»Wie lange war ich weg?«
»Mehr als zwei Stunden«, sagte sie. »Wir haben uns Sorgen um dich gemacht.«
Er holte tief Luft. Die Bewegung rief in seiner Brust eine unangenehme Empfindung hervor. Ihm fiel ebenfalls auf, dass seine Nackenmuskeln steif waren, ebenso wie sein rechtes Knie. »Wie geht es den anderen?«
»Niels hat zwei Rippen gebrochen. Offenbar war er immer noch dabei, sich anzuschnallen, als sich die Elektromagneten einschalteten. Wir haben ihn aus seinem Anzug geschält und bandagiert. Jamie hat sich die Schulter verstaucht. Margaret hat ein paar Bänder gezerrt. Albert und ich haben Muskelkater und Quetschungen an den Stellen, wo die Netze eingeschnitten haben. Allison ist in Ordnung. Alles in allem kein schlechter Start.«
»Haben wir die Fluchtgeschwindigkeit erreicht?«, fragte er. Ihm war plötzlich eingefallen, dass die geringfügigen Verletzungen ein Hinweis darauf sein könnten, dass der Start zu weich gewesen war und sie es nicht geschafft hatten, eine Umlaufbahn zu erreichen.

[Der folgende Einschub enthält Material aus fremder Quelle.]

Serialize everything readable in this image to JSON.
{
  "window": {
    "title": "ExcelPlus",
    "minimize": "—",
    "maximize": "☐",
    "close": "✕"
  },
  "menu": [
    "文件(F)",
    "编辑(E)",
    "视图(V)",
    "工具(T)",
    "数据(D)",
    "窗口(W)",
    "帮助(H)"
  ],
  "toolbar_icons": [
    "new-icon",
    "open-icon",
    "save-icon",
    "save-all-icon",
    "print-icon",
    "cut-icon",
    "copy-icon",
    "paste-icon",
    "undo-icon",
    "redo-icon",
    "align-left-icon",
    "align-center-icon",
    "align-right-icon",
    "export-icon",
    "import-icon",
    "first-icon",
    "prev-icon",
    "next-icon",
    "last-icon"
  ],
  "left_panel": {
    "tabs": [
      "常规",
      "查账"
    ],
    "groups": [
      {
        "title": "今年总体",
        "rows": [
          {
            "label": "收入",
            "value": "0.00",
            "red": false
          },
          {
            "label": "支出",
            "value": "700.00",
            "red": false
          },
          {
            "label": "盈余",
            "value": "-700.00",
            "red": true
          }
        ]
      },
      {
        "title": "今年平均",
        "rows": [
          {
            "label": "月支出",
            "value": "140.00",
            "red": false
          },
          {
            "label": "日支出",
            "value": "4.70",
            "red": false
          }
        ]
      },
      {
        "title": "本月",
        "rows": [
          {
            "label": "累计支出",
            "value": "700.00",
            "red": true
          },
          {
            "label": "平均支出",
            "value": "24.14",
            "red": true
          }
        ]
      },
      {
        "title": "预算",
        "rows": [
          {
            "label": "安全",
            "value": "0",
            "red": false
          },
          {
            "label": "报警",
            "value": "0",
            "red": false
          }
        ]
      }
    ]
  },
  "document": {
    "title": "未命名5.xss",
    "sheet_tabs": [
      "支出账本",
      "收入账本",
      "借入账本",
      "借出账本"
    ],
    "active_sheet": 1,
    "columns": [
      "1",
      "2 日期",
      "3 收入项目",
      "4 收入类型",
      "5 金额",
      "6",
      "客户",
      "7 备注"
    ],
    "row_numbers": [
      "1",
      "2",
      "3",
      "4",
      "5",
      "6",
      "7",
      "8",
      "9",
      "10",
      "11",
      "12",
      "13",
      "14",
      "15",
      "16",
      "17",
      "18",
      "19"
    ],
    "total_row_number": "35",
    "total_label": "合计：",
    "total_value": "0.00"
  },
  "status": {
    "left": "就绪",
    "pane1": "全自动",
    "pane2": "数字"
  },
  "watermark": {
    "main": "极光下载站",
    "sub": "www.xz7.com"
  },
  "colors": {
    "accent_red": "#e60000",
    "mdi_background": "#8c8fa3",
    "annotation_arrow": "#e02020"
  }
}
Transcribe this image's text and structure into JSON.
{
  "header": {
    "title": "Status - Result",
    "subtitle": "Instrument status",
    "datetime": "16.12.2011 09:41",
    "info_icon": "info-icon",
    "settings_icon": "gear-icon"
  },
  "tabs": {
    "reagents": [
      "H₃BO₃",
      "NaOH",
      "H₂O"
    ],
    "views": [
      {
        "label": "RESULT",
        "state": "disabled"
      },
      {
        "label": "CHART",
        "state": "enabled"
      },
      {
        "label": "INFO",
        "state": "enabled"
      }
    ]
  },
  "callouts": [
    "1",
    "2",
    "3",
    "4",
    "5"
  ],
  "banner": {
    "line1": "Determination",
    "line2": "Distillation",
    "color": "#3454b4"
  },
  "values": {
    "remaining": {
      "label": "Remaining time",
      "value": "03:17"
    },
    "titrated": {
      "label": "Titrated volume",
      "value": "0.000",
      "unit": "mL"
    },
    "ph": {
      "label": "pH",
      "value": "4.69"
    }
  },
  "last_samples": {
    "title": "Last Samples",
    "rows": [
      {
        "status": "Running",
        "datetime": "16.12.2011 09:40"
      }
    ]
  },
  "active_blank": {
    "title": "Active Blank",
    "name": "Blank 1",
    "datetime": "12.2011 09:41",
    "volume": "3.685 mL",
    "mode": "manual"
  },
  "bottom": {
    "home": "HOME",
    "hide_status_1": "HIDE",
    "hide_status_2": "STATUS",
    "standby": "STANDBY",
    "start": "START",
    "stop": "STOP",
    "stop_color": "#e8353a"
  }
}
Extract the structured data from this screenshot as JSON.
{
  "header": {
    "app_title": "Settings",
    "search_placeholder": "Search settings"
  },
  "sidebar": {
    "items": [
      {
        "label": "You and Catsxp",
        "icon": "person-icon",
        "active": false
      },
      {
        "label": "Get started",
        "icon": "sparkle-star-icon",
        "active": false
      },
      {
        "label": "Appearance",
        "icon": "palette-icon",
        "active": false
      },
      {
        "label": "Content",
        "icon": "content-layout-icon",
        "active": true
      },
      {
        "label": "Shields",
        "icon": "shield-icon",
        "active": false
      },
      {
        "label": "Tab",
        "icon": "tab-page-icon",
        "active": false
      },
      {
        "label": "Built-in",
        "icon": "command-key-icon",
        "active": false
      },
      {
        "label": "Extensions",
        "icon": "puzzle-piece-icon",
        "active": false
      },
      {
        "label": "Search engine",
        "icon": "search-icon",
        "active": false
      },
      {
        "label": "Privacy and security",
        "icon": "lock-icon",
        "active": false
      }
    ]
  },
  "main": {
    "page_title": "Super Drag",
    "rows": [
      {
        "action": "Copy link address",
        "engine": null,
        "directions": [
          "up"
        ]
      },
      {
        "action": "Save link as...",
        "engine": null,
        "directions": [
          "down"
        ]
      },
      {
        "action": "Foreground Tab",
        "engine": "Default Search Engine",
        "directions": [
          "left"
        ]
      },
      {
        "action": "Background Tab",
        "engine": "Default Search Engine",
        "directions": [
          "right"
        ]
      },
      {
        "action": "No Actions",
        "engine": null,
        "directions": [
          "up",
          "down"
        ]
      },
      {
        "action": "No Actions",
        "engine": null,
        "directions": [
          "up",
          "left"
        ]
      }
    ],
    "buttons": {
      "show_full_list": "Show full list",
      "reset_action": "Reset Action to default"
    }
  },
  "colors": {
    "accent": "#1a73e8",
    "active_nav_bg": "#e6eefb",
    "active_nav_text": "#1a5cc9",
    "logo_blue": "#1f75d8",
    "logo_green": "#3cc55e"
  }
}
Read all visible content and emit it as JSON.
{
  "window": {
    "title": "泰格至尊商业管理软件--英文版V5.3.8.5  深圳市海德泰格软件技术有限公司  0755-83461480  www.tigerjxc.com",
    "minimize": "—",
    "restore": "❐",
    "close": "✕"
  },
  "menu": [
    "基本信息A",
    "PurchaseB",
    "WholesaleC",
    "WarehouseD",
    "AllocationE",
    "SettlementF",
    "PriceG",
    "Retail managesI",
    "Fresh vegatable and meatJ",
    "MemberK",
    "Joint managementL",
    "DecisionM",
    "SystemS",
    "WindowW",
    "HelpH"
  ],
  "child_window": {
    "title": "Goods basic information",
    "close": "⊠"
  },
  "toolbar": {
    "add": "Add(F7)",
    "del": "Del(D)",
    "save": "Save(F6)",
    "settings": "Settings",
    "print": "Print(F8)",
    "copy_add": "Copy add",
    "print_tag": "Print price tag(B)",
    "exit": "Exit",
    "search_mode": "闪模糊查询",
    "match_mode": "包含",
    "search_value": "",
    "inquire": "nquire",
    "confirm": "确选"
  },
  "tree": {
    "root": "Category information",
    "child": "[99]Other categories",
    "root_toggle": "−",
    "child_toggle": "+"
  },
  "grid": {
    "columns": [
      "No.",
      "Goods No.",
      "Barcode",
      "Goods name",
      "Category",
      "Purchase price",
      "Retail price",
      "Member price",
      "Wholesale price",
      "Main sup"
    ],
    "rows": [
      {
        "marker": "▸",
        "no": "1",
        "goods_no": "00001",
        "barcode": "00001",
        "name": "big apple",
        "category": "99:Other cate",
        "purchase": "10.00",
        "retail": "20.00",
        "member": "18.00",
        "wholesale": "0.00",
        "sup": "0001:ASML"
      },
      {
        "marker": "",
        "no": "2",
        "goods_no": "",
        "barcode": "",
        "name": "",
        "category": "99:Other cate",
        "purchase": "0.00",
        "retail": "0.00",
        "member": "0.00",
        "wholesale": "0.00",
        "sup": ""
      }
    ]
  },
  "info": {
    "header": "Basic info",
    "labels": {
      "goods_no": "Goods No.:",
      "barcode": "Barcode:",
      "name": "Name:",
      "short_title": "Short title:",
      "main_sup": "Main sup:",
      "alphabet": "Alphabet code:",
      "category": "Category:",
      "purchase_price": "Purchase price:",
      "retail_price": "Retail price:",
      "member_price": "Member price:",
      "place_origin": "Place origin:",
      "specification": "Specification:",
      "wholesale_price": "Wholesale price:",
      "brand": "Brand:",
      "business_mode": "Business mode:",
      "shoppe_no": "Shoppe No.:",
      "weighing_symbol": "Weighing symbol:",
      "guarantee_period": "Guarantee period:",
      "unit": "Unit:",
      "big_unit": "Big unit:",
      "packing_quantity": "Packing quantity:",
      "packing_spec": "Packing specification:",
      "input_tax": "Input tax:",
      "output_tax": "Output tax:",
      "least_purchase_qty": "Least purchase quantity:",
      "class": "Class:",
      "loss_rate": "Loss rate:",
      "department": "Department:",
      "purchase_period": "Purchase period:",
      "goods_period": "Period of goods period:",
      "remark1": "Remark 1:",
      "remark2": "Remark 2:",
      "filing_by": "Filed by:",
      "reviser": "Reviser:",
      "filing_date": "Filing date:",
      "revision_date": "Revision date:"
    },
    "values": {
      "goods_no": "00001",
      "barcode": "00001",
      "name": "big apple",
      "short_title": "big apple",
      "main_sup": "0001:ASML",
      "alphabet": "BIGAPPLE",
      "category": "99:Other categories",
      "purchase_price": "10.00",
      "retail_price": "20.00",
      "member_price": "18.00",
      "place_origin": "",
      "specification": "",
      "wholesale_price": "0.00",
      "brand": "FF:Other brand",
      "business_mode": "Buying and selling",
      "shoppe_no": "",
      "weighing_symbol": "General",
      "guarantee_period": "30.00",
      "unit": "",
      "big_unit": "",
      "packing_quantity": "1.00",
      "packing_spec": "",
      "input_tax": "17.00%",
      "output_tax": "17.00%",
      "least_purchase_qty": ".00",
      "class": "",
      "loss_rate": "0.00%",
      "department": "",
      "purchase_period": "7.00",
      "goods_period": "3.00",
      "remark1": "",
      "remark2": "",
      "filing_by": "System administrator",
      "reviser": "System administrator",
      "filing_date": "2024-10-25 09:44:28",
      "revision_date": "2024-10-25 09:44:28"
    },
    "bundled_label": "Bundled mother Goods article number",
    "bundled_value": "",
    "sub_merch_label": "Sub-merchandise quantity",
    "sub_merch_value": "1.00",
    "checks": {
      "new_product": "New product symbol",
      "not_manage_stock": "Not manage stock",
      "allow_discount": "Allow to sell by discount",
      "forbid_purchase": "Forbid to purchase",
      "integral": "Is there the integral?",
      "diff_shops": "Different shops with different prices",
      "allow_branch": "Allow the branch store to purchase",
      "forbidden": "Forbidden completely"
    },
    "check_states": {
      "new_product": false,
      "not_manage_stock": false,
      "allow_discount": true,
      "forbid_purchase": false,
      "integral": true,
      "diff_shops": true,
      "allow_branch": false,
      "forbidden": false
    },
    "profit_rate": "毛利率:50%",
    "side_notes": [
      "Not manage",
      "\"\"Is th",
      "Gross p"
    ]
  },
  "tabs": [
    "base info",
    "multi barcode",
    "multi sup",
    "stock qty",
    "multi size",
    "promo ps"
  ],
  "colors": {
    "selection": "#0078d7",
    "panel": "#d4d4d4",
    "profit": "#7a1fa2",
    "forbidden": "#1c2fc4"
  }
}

»Ich glaube, ja«, antwortete Amber, faltete das Tuch und presste die saubere Seite gegen seine Stirn. »Wir scheinen langsamer zu steigen als am Anfang, aber wir steigen noch. Ich glaube, wir schaffen es über den Berg. Willst du mal sehen?«
»Aber sicher doch!«
Thorpe setzte sich auf und hakte den primitiven icherheitsgurt los, der ihn mit dem Netz verbunden hatte. Dabei machten sich weitere Schmerzen bemerkbar, die aber kaum ins Gewicht fielen, verglichen mit dem plötzlichen Pochen, das in seinem Kopf begann und sich über den Nacken weiter auszubreiten drohte. Er fragte sich, ob der Start sein Gehirn aus seiner Verankerung gelöst haben könnte, so dass es jetzt in seinem Schädel hin-und herschwappte.
Amber bemerkte, dass er plötzlich das Gesicht verzog. »Verletzt?«
Er versuchte zu nicken, überlegte es sich jedoch anders. »Es ist, als wäre in meinem Schädel ein Amboss in Betrieb.«
»Kaum verwunderlich«, sagte sie. Sie reichte ihm zwei weiße Tabletten und eine Trinkblase. »Du hast eine hässliche Schramme auf der rechten Kopfseite. Die Helmpolsterung muss dort dünn sein.«
Er nahm die Tabletten mit einem raschen Schluck schalen Wassers ein. Nach einigen Minuten bewegte er sich behutsam und zog sich zu der Stelle, wo sich das Beschleunigungsnetz aus einem seiner Befestigungshaken gelöst hatte. Die drei anderen Netze waren ebenso ausgehakt worden, wodurch ein Durchgang zum vollgestopften hinteren Schott freigeworden war. Er bemerkte, dass die Luft in der Kabine sehr trocken war. Das hintere Schott war mit einer dünnen Reifschicht bedeckt, ein sichtbares Zeichen, wo die ganze Feuchtigkeit hin verschwunden war.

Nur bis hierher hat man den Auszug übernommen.